EVI1 exerts distinct roles in AML via ERG and cyclin D1 promoting a chemoresistance and immune-suppressive environment.

Aberrant expression of Ecotropic viral integration site 1 (EVI1+) is associated with dismal outcomes in acute myeloid leukemia (AML), whose mechanisms are partially understood. Using the GFP reporter system to monitor EVI1-promoter activity, we demonstrated Evi1high KMT2A-MLLT1 transformed AML cells possess distinct features from Evillow cells: the potential for aggressive disease independent of stem cell activity and resistance to cytotoxic chemotherapy, along with the consistent gene expression profiles. Chromatin-immunoprecipitation- and RNA-sequencing in EVI1-transformed (EVI1-) AML cells and normal hematopoietic cells combined with functional screening by cell proliferation-related short hairpin RNAs revealed that ETS transcription factor ERG and cyclin D1 were downstream targets and therapeutic vulnerabilities of EVI1+ AML. Silencing Erg in murine EVI1+ AML models severely impaired cell proliferation, chemoresistance, and leukemogenic capacity.
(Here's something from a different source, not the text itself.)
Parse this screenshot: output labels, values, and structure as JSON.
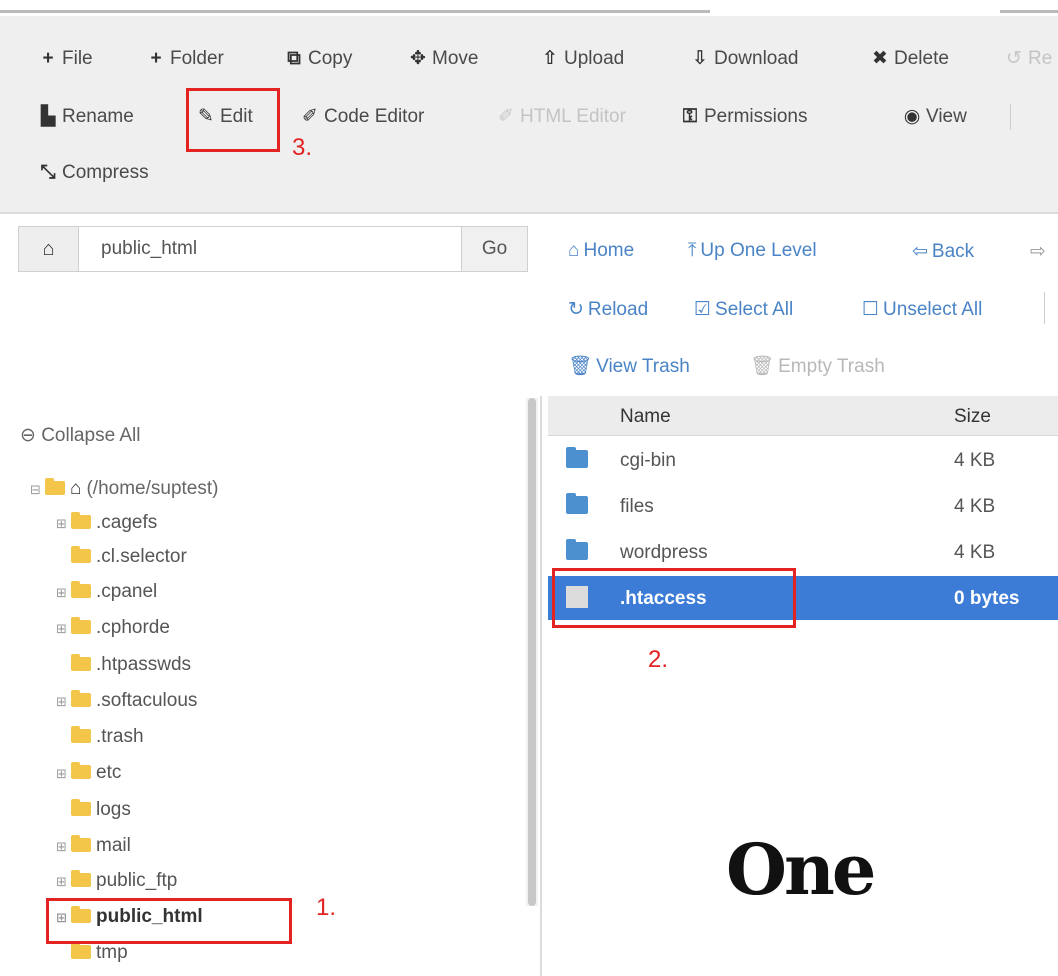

Cyclin D1 is also requisite for efficient EVI1-AML development, associated with gene expression profiles related to chemokine production and interferon signature and T and NK cell exhaustion phenotype, depending on the interferon-γ/STAT1 pathway but not on CDK4/CDK6. Inhibiting the interferon-γ/STAT1 pathway alleviated immune exhaustion and impaired EVI1-AML development. Overexpression of EVI1 and cyclin D1 was associated with interferon-γ signature and increased expression of chemokines, with increased exhaustion molecules in T cells also in human AML datasets. These data collectively suggest that ERG and cyclin D1 play pivotal roles in the biology of EVI1+ AML, where ERG forms aggressive disease nature and chemoresistance, and cyclin D1 leads to interferon-γ signature and exhausted T cell phenotypes, which could be potentially targeted.